Oregon's Dem. 'First Lady' Reveals She Received $5K to Illegally Wed 18-Yr-Old Immigrant

Oregon's Dem. 'First Lady' Reveals She Received $5K to Illegally Wed 18-Yr-Old Immigrant

On Thursday, Oregon’s first lady Cylvia Hayes, the fiancee of Democrat Gov. John Kitzhaber, revealed that she illegally married an 18-year-old Ethopian immigrant when she was 29 years of age in exchange for $5,000 so that the immigrant would not get deported.

“Seventeen years ago I made a serious mistake by committing an illegal act when I married a person so that he could retain residency in the United States. It was a marriage of convenience. He needed help and I needed financial support,” Hayes said of her “green-card marriage” to Abraham Abraham. “We met only a handful of times. We never lived together. I have not had any contact with him since the divorce finalized in 2002.”

According to KPTV (Fox 12 Oregon), “Hayes’ admission comes after the Willamette Week discovered she had been married and divorced three times–not two–and that the previously undisclosed third marriage was to Abraham.” Kitzhaber reportedly “did not know about the third marriage until Tuesday afternoon.” Her marriage with Abraham occurred “on July 19, 1997 in Washington state when Hayes was 29 years old, according to the Washington State Department of Health certificate of marriage.”

“My decision to marry illegally felt very, very distant and far removed from the life I was building. I was ashamed and embarrassed. Therefore I did not share this information even with John once we met and started dating,” Hayes said. “This is the most painful part for me. John Kitzhaber deserved to know the history of the person he was forming a relationship with. The fact that I did not disclose this to him meant that he has learned about this in the most public and unpleasant way. This is my greatest sorrow in this difficult situation.”

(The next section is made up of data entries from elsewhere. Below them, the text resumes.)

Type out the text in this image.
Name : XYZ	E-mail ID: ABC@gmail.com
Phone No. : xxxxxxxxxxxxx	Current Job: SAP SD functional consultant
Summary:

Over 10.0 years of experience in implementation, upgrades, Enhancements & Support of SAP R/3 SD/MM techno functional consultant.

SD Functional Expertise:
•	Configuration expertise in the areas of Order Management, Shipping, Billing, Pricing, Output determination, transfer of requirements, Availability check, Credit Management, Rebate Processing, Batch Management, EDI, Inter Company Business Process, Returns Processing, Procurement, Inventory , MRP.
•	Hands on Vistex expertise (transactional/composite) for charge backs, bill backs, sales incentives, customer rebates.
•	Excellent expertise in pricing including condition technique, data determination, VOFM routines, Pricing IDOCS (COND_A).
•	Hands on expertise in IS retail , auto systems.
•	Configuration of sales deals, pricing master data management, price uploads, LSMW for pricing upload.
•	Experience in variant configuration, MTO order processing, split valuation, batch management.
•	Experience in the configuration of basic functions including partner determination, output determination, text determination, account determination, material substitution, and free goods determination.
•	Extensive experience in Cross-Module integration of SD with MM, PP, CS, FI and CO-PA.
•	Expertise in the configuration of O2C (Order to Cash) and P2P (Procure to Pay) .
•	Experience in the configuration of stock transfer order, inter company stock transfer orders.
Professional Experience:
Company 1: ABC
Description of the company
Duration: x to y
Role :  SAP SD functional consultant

Kitzhaber, “who began an unprecedented third term as Oregon’s governor in 2011,” is “up for re-election in November and running against Republican candidate Dennis Richardson.”

KPTV noted that “immigrants can obtain citizenship in the U.S. through marriage, but the U.S. government doesn’t recognize relationships as marriages if the purpose is to evade U.S. immigration laws.” According to Willlamette Week, “federal law requires that the foreign national has been ‘living in marital union’ for three years” to begin his pathway to citizenship. A Portland immigration lawyer the outlet interviewed “says it is a federal crime for a U.S. citizen to enter into a marriage for the exclusive or overriding reason of obtaining immigration benefits.” 

Hayes said that she and Abraham “were both living in Washington” when she was “attending Evergreen State College, and we were introduced by mutual acquaintances” during a “difficult and unstable period in my life.”

“I was associating with the wrong people. I was struggling to put myself through college and was offered money in exchange for marrying a young person who had a chance to get a college degree himself if he were able to remain in the United States,” she continued. “It was wrong then and it is wrong now and I am here today to accept the consequences, some of which will be life changing. And I cannot predict what direction this will go.”

She apologized to Kitzhaber and Oregonians and said she deeply regretted “not being right up front about the fact that I had made a serious mistake.” 

“I owe you all an apology,” she said. “But for the time being, there are more important issues. I need to take some personal time to reflect and address this difficult situation and to focus on my relationship with John.”

According to Willamette Week, four months after she divorced Abraham, “Hayes ran as a Democrat for the Oregon House of Representatives,” and “she lost the race to then-Rep. Ben Westlund (R-Bend).”